Estava com os rapazes. Estes deviam ser os rapazes a quem costumava
referir-se. Um deles, recém-divorciado e ex-mecânico de automóveis mal-
sucedido, mantinha-lhe o chevrolet a funcionar e dava-lhe boleia para o
trabalho e para casa nos dias em que o maldito chaço se recusava a pegar,
fizesse ele o que fizesse; outro, queria levá-la ao cinema para verem um
filme porno nas noites em que a mulher trabalhava no turno da noite na
fábrica de embalagens de papel de Blackwell, e outro era tão inocente que
nem sabia o que era um hermafrodita. Quando os rapazes apareciam nas
suas conversas, Coleman escutava sem fazer comentários e sem exprimir
qualquer contrariedade com o que ela tinha a dizer a respeito deles, apesar
da curiosidade que lhe despertava o interesse dos rapazes por ela, dada a
substância dos assuntos abordados referidos por Faunia. Mas como ela não
falava constantemente neles e ele não a encorajava fazendo perguntas a seu
respeito, os rapazes nãocausavam em Coleman a impressão que causariam,
por exemplo, a Lester Farley, Claro que ela poderia, de moto próprio, ser
um pouco menos descuidada e prestar-se menos a alimentar-lhes as
fantasias, mas mesmo quando se sentia tentado a sugerir-lho conseguia
facilmente conter-se. Ela podia falar tão despropositada ou
intencionalmente quanto quisesse, fosse com quem fosse, e arcar com as
consequências, fossem elas quais fossem. Não era sua filha. Não era sequer
a sua rapariga.
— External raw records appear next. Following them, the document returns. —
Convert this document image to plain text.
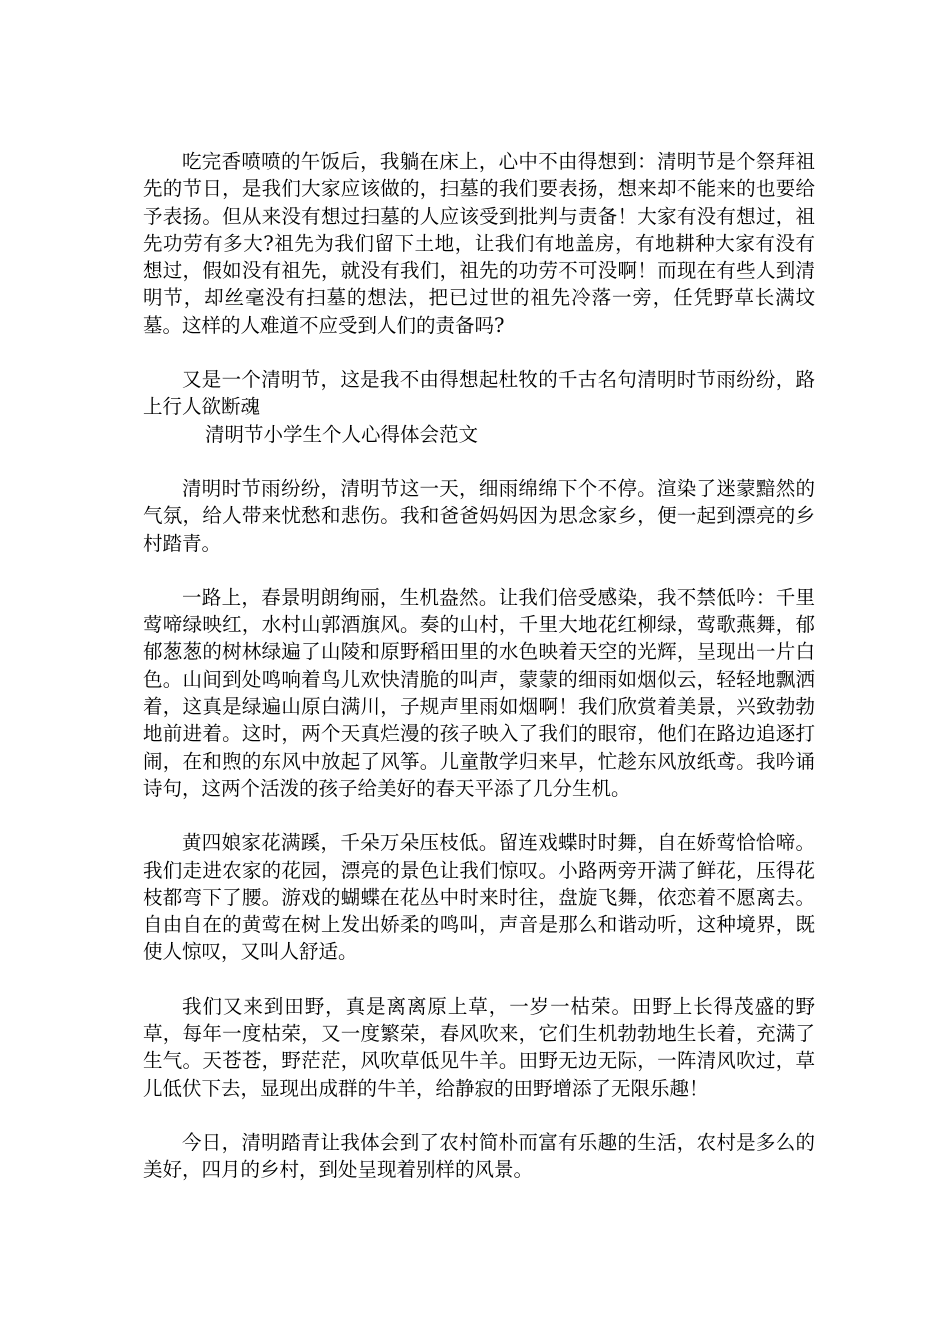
吃完香喷喷的午饭后，我躺在床上，心中不由得想到：清明节是个祭拜祖先的节日，是我们大家应该做的，扫墓的我们要表扬，想来却不能来的也要给予表扬。但从来没有想过扫墓的人应该受到批判与责备！大家有没有想过，祖先功劳有多大?祖先为我们留下土地，让我们有地盖房，有地耕种大家有没有想过，假如没有祖先，就没有我们，祖先的功劳不可没啊！而现在有些人到清明节，却丝毫没有扫墓的想法，把已过世的祖先冷落一旁，任凭野草长满坟墓。这样的人难道不应受到人们的责备吗?

又是一个清明节，这是我不由得想起杜牧的千古名句清明时节雨纷纷，路上行人欲断魂

清明节小学生个人心得体会范文

清明时节雨纷纷，清明节这一天，细雨绵绵下个不停。渲染了迷蒙黯然的气氛，给人带来忧愁和悲伤。我和爸爸妈妈因为思念家乡，便一起到漂亮的乡村踏青。

一路上，春景明朗绚丽，生机盎然。让我们倍受感染，我不禁低吟：千里莺啼绿映红，水村山郭酒旗风。奏的山村，千里大地花红柳绿，莺歌燕舞，郁郁葱葱的树林绿遍了山陵和原野稻田里的水色映着天空的光辉，呈现出一片白色。山间到处鸣响着鸟儿欢快清脆的叫声，蒙蒙的细雨如烟似云，轻轻地飘洒着，这真是绿遍山原白满川，子规声里雨如烟啊！我们欣赏着美景，兴致勃勃地前进着。这时，两个天真烂漫的孩子映入了我们的眼帘，他们在路边追逐打闹，在和煦的东风中放起了风筝。儿童散学归来早，忙趁东风放纸鸢。我吟诵诗句，这两个活泼的孩子给美好的春天平添了几分生机。

黄四娘家花满蹊，千朵万朵压枝低。留连戏蝶时时舞，自在娇莺恰恰啼。我们走进农家的花园，漂亮的景色让我们惊叹。小路两旁开满了鲜花，压得花枝都弯下了腰。游戏的蝴蝶在花丛中时来时往，盘旋飞舞，依恋着不愿离去。自由自在的黄莺在树上发出娇柔的鸣叫，声音是那么和谐动听，这种境界，既使人惊叹，又叫人舒适。

我们又来到田野，真是离离原上草，一岁一枯荣。田野上长得茂盛的野草，每年一度枯荣，又一度繁荣，春风吹来，它们生机勃勃地生长着，充满了生气。天苍苍，野茫茫，风吹草低见牛羊。田野无边无际，一阵清风吹过，草儿低伏下去，显现出成群的牛羊，给静寂的田野增添了无限乐趣！

今日，清明踏青让我体会到了农村简朴而富有乐趣的生活，农村是多么的美好，四月的乡村，到处呈现着别样的风景。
Era ... o que era.
Mas, ao observá-la sem ser visto de trás do muro sombrio de North Hall,
onde se ocultara, não achou tão fácil, pelo contrário, manter uma opinião
tão indiferente e tolerante, É que, agora, via não apenas o que costumava
ver — o que o facto de ter alcançado tão pouco na vida lhe fizera — mas
também, talvez, a razão por que alcançara tão pouco; do seu ponto de
observação a não mais de quinze metros de distância, podia ver quase
microscopicamente como, sem ele para lhe dar as dicas, ela as ia buscar ao
exemplo mais grosseiro que se encontrava ao seu alcance, às pessoas mais
ordinárias, àquelas cujas expectativas humanas eram as mais baixas e cuja
concepção de si mesmas a mais superficial. Como, por muito inteligente
que sejamos, Voluptas torna realidade quase tudo quanto queremos pensar,
certas possibilidades não chegam nunca a ser encaradas, quanto mais
vígorosamente conjecturadas, e avaliar correctamente as qualidades da
nossa Voluptas é a última coisa que estamos preparados para fazer... até ao
momento em que nos esgueiramos para as sombras e a observamos a rolar
de costas na relva, com os joelhos dobrados e um pouco afastados, o queijo
da piza a escorrer por uma das mãos, uma Diet Coke erguida na outra e a rir
como uma louca — de quê? Do hermafroditismo? -, enquanto paira sobre
ela, na pessoa do serralheiro de automóveis falhado, tudo aquilo que é a
antítese do nosso próprio modo de vida. Outro Farley? Outro Les Farley?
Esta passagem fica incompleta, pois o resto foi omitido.